Perturbation of the cholinergic system has been linked to the pathogenesis of ADNFLE, specifically the increased sensitivity of nicotinic acetylcholine receptor (nAChR) subunits to ACh. Dominant mutations in three receptor subunits have been found in families segregating NFLE.5–7 This hypersensitivity was demonstrated for the α2 subunit mutation in vitro by whole-cell recordings of HEK293 cells transfected with wild-type or mutant receptor.5 Loss of PRIMA1 represents a new mechanism for over-stimulation of nAChRs via reduction in AChE activity leading to accumulation of ACh. A severe reduction in AChE has already been demonstrated in PRiMA knock-out mice that lack the critical PRAD domain.34 In the striatum, chosen because it contains the highest level of AChE in the brain, PRiMA knockout mice only exhibit 2–3% of wild-type AChE activity despite having normal AChE mRNA levels. The residual AChE is localized to the endoplasmic reticulum. These data indicate that PRiMA is critical to intracellular processing of AChE, and targeting it to and stabilizing it at the axon.

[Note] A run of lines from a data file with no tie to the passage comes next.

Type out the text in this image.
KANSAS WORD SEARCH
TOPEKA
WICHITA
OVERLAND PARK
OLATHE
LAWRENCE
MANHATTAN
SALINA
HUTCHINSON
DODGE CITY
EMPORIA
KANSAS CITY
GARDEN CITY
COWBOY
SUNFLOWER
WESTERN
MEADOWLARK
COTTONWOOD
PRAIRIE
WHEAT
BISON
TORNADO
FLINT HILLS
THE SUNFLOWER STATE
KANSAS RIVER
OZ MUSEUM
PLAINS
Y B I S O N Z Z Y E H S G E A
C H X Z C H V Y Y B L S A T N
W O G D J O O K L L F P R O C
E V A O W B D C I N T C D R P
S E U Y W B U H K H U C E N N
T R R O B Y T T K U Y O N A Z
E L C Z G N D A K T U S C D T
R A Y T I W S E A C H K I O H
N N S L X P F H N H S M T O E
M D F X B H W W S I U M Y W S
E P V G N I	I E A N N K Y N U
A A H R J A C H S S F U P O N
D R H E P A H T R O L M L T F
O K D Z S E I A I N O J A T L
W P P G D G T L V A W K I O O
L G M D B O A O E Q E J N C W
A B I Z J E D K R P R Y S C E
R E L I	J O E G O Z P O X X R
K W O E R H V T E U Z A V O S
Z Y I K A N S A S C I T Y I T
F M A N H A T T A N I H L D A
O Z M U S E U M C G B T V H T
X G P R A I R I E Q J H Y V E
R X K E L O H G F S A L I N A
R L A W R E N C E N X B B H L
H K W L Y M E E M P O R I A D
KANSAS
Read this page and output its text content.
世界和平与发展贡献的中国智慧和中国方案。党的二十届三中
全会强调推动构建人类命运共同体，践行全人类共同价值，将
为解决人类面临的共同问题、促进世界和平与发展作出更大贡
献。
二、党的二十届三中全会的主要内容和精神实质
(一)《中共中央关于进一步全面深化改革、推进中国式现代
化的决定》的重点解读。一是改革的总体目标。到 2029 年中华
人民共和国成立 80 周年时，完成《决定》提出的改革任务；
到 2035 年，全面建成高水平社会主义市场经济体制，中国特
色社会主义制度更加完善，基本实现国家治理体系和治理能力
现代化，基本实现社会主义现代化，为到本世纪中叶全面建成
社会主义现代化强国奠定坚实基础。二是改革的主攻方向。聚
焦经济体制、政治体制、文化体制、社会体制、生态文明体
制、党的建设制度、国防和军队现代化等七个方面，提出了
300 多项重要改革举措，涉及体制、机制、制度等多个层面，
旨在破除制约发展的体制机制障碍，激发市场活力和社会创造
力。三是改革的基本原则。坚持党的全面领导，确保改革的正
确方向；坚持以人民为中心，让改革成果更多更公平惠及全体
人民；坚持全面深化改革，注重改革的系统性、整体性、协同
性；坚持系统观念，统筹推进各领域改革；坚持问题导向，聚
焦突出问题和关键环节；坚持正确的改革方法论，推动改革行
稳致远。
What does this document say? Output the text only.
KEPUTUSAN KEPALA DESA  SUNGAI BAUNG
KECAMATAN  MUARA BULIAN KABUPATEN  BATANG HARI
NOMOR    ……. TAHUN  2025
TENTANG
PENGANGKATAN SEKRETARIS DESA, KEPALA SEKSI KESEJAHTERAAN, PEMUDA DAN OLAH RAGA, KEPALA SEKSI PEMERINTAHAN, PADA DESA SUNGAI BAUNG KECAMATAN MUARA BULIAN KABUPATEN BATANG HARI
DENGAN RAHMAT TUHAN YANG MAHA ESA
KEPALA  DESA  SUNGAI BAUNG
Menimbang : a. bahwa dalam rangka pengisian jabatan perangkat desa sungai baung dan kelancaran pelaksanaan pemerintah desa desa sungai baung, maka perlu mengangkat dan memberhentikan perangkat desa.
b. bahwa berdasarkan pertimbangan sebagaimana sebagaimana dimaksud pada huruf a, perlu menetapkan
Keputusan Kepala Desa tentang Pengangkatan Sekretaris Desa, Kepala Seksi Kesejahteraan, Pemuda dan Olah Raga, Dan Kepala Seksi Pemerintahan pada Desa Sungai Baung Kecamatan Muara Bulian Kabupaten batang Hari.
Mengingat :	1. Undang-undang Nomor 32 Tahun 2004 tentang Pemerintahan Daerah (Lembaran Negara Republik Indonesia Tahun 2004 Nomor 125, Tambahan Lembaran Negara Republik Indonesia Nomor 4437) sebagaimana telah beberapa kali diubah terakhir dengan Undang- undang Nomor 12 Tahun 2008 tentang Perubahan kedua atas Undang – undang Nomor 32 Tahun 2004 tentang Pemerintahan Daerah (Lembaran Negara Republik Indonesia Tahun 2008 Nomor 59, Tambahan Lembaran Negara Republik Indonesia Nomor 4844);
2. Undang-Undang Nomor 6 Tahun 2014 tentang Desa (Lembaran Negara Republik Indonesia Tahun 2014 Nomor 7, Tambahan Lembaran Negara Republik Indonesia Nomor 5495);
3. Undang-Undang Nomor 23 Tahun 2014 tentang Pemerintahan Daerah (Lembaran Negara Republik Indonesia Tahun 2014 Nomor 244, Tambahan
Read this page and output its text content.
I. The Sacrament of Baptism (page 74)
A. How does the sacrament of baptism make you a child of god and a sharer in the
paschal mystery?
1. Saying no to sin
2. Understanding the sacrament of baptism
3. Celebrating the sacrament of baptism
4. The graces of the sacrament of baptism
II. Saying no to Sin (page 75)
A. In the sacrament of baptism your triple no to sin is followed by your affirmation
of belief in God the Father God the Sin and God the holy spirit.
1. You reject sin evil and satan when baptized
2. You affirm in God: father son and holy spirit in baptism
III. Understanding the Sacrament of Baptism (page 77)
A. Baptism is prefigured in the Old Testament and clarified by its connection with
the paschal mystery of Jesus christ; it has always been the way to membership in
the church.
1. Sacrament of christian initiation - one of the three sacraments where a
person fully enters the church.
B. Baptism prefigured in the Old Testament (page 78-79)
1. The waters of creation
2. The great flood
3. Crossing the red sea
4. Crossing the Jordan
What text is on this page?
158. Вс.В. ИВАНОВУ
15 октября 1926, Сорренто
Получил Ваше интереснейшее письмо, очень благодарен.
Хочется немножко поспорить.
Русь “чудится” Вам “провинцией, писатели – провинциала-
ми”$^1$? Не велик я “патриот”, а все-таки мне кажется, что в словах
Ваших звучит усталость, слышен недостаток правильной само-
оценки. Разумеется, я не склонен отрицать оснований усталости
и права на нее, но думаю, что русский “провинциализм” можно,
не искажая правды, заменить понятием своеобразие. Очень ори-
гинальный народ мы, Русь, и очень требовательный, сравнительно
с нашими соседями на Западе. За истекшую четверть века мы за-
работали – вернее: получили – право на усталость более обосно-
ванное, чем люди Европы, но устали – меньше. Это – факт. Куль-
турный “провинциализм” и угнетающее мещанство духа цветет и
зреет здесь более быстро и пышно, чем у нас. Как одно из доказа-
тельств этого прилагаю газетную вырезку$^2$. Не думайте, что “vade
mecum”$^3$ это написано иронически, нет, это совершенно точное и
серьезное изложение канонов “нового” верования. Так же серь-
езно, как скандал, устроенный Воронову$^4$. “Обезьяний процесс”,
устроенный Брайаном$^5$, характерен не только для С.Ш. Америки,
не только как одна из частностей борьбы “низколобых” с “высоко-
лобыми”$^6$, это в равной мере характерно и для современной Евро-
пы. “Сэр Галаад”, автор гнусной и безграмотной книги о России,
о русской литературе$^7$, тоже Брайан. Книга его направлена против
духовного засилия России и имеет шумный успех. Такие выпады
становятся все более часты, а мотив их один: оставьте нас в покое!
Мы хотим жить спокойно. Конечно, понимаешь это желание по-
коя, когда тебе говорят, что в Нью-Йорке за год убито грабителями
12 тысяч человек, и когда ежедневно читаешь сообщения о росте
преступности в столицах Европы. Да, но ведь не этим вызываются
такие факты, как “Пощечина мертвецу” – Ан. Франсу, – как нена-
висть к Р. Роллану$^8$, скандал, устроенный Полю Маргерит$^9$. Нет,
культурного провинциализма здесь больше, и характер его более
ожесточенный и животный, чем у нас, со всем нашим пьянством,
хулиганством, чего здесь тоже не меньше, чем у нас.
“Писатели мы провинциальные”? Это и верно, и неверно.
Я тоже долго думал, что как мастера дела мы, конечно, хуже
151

It is noteworthy that PRiMA is only required to anchor AChE at synaptic junctions in the brain, and not in the muscle, consistent with the phenotype observed in the family studied here.

The splice site mutation we found in PRIMA1 results in skipping of the first coding exon that contains the first 93 base pairs of coding sequence. While in-frame, this would result in loss of the first 31 amino acids of the PRIMA1 protein, including the methionine start site and most of the signal peptide. An alternative methionine start site is not present until position 137, close to the C-terminus of the 153 amino acid PRIMA1 protein. Since the affected siblings are homozygous for the mutation, the effect is predicted to be a complete knockout of PRIMA1 in their cells.

We describe ARNFLE, and document a more severe phenotype than usually observed in dominant cases that includes intellectual disability. Our genetic analysis reveals the first cause for this disease being mutation of PRIMA1. Whilst it would have been ideal to identify further independent subjects with mutated PRIMA1, analysis of 300 other unrelated cases was negative. However, the likely loss of function of PRIMA1 caused by this mutation and its biological plausibility because of its effect on the cholinergic system strongly suggest it is a novel, albeit rare, cause of NFLE. This further highlights the role of the cholinergic system in this characteristic nocturnal epilepsy syndrome.